Let’s be honest, though, can you really hope to influence young learners with fruits and vegetables? Way too healthy, no? We need a better sweeter alternative with which to tempt young learners. Enter … chocolate.

A recent article in the Washington Post offers a detailed summary of recent findings from a longitudinal study of nutrition begun in the mid-1970s. A sixth wave of questioning about dietary habits was incorporated in this study during the period from 2001-2006. And, the greatest finding in the history of research was: “We found that people that eat chocolate at least once a week tend to perform better cognitively. It’s significant - it touches a number of cognitive domains.”

That’s such a great finding that I’m not even going to review the methodology. I’m just going with the findings; we’ll cal it the Willy Wonka effect: Eat more chocolate … get smarter!

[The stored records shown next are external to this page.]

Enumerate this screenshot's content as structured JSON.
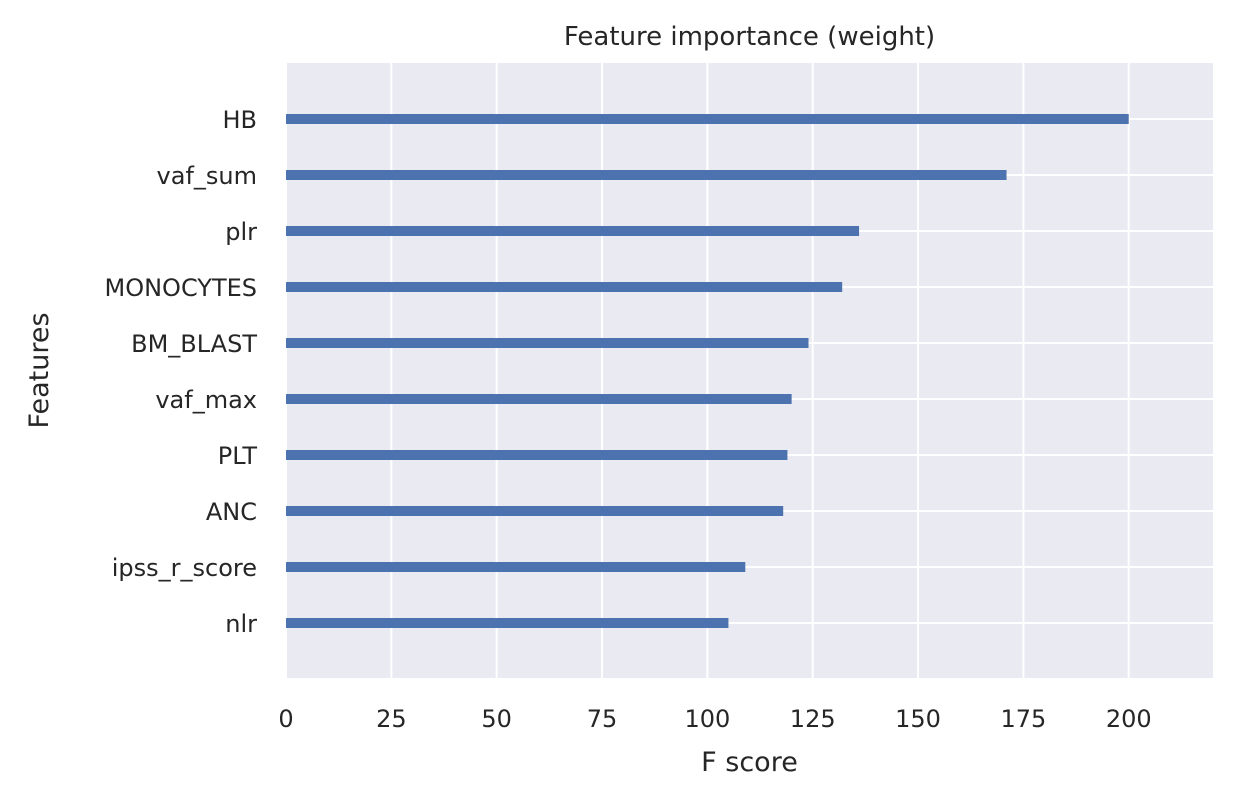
{
  "chart_data": {
    "type": "bar",
    "orientation": "horizontal",
    "title": "Feature importance (weight)",
    "xlabel": "F score",
    "ylabel": "Features",
    "categories": [
      "HB",
      "vaf_sum",
      "plr",
      "MONOCYTES",
      "BM_BLAST",
      "vaf_max",
      "PLT",
      "ANC",
      "ipss_r_score",
      "nlr"
    ],
    "values": [
      200,
      171,
      136,
      132,
      124,
      120,
      119,
      118,
      109,
      105
    ],
    "xlim": [
      0,
      220
    ],
    "xticks": [
      0,
      25,
      50,
      75,
      100,
      125,
      150,
      175,
      200
    ],
    "grid": true,
    "colors": {
      "background": "#EAEAF2",
      "bar": "#4C72B0",
      "grid": "#FFFFFF",
      "text": "#262626"
    }
  }
}
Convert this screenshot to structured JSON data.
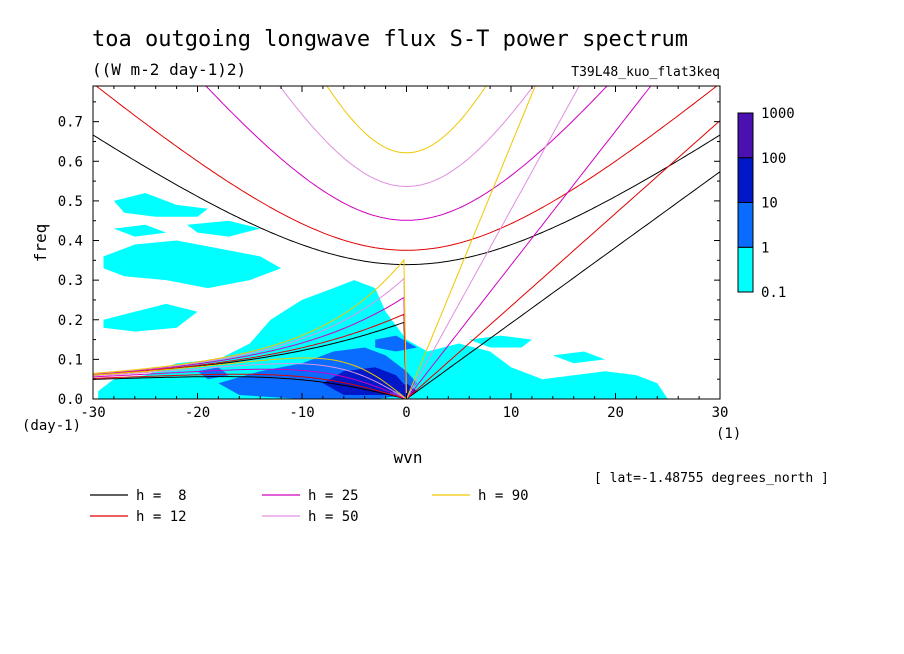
{
  "chart_data": {
    "type": "heatmap",
    "title": "toa outgoing longwave flux S-T power spectrum",
    "subtitle": "((W m-2 day-1)2)",
    "run_label": "T39L48_kuo_flat3keq",
    "xlabel": "wvn",
    "ylabel": "freq",
    "x_unit": "(1)",
    "y_unit": "(day-1)",
    "xlim": [
      -30,
      30
    ],
    "ylim": [
      0,
      0.79
    ],
    "x_ticks": [
      -30,
      -20,
      -10,
      0,
      10,
      20,
      30
    ],
    "x_tick_labels": [
      "-30",
      "-20",
      "-10",
      "0",
      "10",
      "20",
      "30"
    ],
    "y_ticks": [
      0,
      0.1,
      0.2,
      0.3,
      0.4,
      0.5,
      0.6,
      0.7
    ],
    "y_tick_labels": [
      "0.0",
      "0.1",
      "0.2",
      "0.3",
      "0.4",
      "0.5",
      "0.6",
      "0.7"
    ],
    "latitude_note": "[ lat=-1.48755 degrees_north ]",
    "colorbar": {
      "levels": [
        0.1,
        1,
        10,
        100,
        1000
      ],
      "level_labels": [
        "0.1",
        "1",
        "10",
        "100",
        "1000"
      ],
      "colors": [
        "#00ffff",
        "#0a6cff",
        "#0018c8",
        "#4a10b0"
      ]
    },
    "power_regions": [
      {
        "level": 1,
        "color": "#00ffff",
        "polygons": [
          [
            [
              -29.5,
              0.02
            ],
            [
              -28,
              0.05
            ],
            [
              -25,
              0.06
            ],
            [
              -22,
              0.09
            ],
            [
              -18,
              0.1
            ],
            [
              -15,
              0.14
            ],
            [
              -13,
              0.2
            ],
            [
              -10,
              0.25
            ],
            [
              -7,
              0.28
            ],
            [
              -5,
              0.3
            ],
            [
              -3,
              0.28
            ],
            [
              -2,
              0.22
            ],
            [
              0,
              0.15
            ],
            [
              2,
              0.12
            ],
            [
              5,
              0.14
            ],
            [
              8,
              0.12
            ],
            [
              10,
              0.08
            ],
            [
              13,
              0.05
            ],
            [
              16,
              0.06
            ],
            [
              19,
              0.07
            ],
            [
              22,
              0.06
            ],
            [
              24,
              0.04
            ],
            [
              25,
              0.0
            ],
            [
              -29.5,
              0.0
            ]
          ],
          [
            [
              -29,
              0.36
            ],
            [
              -26,
              0.39
            ],
            [
              -22,
              0.4
            ],
            [
              -18,
              0.38
            ],
            [
              -14,
              0.36
            ],
            [
              -12,
              0.33
            ],
            [
              -15,
              0.3
            ],
            [
              -19,
              0.28
            ],
            [
              -23,
              0.3
            ],
            [
              -27,
              0.31
            ],
            [
              -29,
              0.33
            ]
          ],
          [
            [
              -29,
              0.2
            ],
            [
              -26,
              0.22
            ],
            [
              -23,
              0.24
            ],
            [
              -20,
              0.22
            ],
            [
              -22,
              0.18
            ],
            [
              -26,
              0.17
            ],
            [
              -29,
              0.18
            ]
          ],
          [
            [
              -28,
              0.5
            ],
            [
              -25,
              0.52
            ],
            [
              -22,
              0.49
            ],
            [
              -19,
              0.48
            ],
            [
              -20,
              0.46
            ],
            [
              -24,
              0.46
            ],
            [
              -27,
              0.47
            ]
          ],
          [
            [
              -21,
              0.44
            ],
            [
              -17,
              0.45
            ],
            [
              -14,
              0.43
            ],
            [
              -17,
              0.41
            ],
            [
              -20,
              0.42
            ]
          ],
          [
            [
              -28,
              0.43
            ],
            [
              -25,
              0.44
            ],
            [
              -23,
              0.42
            ],
            [
              -26,
              0.41
            ]
          ],
          [
            [
              6,
              0.15
            ],
            [
              9,
              0.16
            ],
            [
              12,
              0.15
            ],
            [
              11,
              0.13
            ],
            [
              8,
              0.13
            ]
          ],
          [
            [
              14,
              0.11
            ],
            [
              17,
              0.12
            ],
            [
              19,
              0.1
            ],
            [
              16,
              0.09
            ]
          ]
        ]
      },
      {
        "level": 10,
        "color": "#0a6cff",
        "polygons": [
          [
            [
              -18,
              0.04
            ],
            [
              -14,
              0.07
            ],
            [
              -10,
              0.09
            ],
            [
              -7,
              0.12
            ],
            [
              -4,
              0.13
            ],
            [
              -2,
              0.11
            ],
            [
              0,
              0.07
            ],
            [
              1,
              0.04
            ],
            [
              0,
              0.01
            ],
            [
              -3,
              0.0
            ],
            [
              -10,
              0.0
            ],
            [
              -16,
              0.01
            ]
          ],
          [
            [
              -3,
              0.15
            ],
            [
              -1,
              0.16
            ],
            [
              1,
              0.13
            ],
            [
              -1,
              0.12
            ],
            [
              -3,
              0.13
            ]
          ],
          [
            [
              -20,
              0.07
            ],
            [
              -18,
              0.08
            ],
            [
              -17,
              0.06
            ],
            [
              -19,
              0.05
            ]
          ]
        ]
      },
      {
        "level": 100,
        "color": "#0018c8",
        "polygons": [
          [
            [
              -8,
              0.04
            ],
            [
              -6,
              0.07
            ],
            [
              -3,
              0.08
            ],
            [
              -1,
              0.06
            ],
            [
              0,
              0.03
            ],
            [
              -2,
              0.01
            ],
            [
              -6,
              0.01
            ]
          ],
          [
            [
              -1,
              0.02
            ],
            [
              0,
              0.04
            ],
            [
              1,
              0.02
            ],
            [
              0,
              0.0
            ]
          ]
        ]
      }
    ],
    "dispersion_curves": [
      {
        "label": "h =  8",
        "h": 8,
        "color": "#000000"
      },
      {
        "label": "h = 12",
        "h": 12,
        "color": "#e00000"
      },
      {
        "label": "h = 25",
        "h": 25,
        "color": "#d000c0"
      },
      {
        "label": "h = 50",
        "h": 50,
        "color": "#e090e0"
      },
      {
        "label": "h = 90",
        "h": 90,
        "color": "#f0c800"
      }
    ]
  }
}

As teachers, we always need to remember that we moderate the learning process, the interaction between learner and content/material. Could diet be a tool to moderate, or influence, that learning process a bit more?
  • Are you in the habit of giving your students a treat after an exam or activity? Perhaps you should think about reversing that … a bit of chocolate before the test.
  • Instead of a weekly quiz, maybe a weekly Hersey’s KissTM is a better option.
  • Need more creative engagement in a class activity? Crudités to the rescue!
Chocolate may be the sweetest tool in your teaching toolkit, and may be the ticket to better cognition on the part of your students.

So, there you have it, chocolate rules the cognitive roost as Willy Wonka rides the chocolate river in his factory to the top of the fictional brainiac rankings.

chocolate_bunny
Wait … what about this guy? Forget about eating chocolate to get smarter, what if you actually are chocolate. This Easter Bunny guy might be a whole new contender in the brainiac rankings.